Preparing a rat brain tissue samples for acetylcholinesterase activity measurement - the MM method
Abstract
Background/Aim: Organophosphorus compounds (OP) bind to acetylcholinesterase (AChE) causing an irreversible inhibition of the enzyme. When doing in vivo studies of OP intoxication, to precisely measure AChE activity in the brain tissue it is necessary to remove as much blood from the brain as possible. By doing so, interference of the OPs present in the blood is avoided. Usually this demands expensive equipment, therefore, the aim of this study was to find a simple and economical method to eliminate the blood from brain blood vessels.

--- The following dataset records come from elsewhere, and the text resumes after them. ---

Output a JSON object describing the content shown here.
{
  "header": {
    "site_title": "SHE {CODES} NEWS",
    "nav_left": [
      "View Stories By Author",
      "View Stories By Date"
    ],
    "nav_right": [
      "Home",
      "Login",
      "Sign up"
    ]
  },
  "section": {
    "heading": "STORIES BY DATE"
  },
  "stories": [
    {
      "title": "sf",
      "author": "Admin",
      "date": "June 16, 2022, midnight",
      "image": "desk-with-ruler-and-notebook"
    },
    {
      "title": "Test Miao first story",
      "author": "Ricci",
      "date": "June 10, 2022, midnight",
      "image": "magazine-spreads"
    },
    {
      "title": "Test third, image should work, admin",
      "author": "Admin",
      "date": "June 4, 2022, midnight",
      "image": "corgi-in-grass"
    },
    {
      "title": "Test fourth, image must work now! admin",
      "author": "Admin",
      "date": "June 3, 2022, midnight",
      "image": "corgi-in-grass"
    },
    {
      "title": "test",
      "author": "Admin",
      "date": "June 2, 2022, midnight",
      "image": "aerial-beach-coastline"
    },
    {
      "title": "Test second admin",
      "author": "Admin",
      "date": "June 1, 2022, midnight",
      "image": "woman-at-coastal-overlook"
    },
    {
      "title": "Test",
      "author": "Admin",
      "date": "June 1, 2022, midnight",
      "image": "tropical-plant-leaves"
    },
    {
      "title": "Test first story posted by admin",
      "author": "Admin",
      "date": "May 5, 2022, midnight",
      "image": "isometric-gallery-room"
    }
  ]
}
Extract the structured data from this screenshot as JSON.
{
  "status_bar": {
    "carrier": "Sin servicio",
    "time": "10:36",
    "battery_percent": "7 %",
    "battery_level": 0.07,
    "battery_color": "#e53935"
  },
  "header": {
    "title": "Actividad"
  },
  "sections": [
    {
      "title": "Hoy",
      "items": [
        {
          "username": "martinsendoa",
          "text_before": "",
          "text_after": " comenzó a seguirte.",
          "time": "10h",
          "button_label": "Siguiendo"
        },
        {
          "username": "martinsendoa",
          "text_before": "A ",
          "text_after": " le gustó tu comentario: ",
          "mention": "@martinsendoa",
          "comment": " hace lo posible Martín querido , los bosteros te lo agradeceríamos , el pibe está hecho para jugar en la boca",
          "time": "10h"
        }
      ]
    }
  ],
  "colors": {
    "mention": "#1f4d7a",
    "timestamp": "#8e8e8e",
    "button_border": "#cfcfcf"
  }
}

Methods: Wistar albino rats were divided into four groups named Control (C), Control washout (CW), Paraoxon (Pox) and Paraoxon washout (PoxW) group. Rats in Pox and PoxW were treated with 0.25 mg/kg paraoxon subcutaneously (sc), while C and CW received 1 mL/kg sc saline instead. The “Marinković-Maksimović” (“MM”) method was performed in rats from PoxW and CW groups. Activity of AChE was measured both in erythrocyte lysate and in brain tissue using spectrophotometry.
Results: Macroscopic examination revealed that the elimination of blood was achieved in CW and PoxW groups. Activity of AChE in homogenised brain tissue was expectedly lower in the Pox and PoxW group, when compared to C and CW group, respectively. The CW group had a lower value of AChE activity in the brain tissue compared to C group, while activity of AChE in the PoxW group was statistically higher than in the Pox group (p = 0.044).
Conclusion: The MM method provides good elimination of blood from the brain. Together with blood, present confounding factors that interfere with analysis in homogenised brain tissue, were also eliminated.
References
1. Stojiljković MP. Nerve agents – a clear and present danger to mankind. Scr Med 2019;50(3):109-11.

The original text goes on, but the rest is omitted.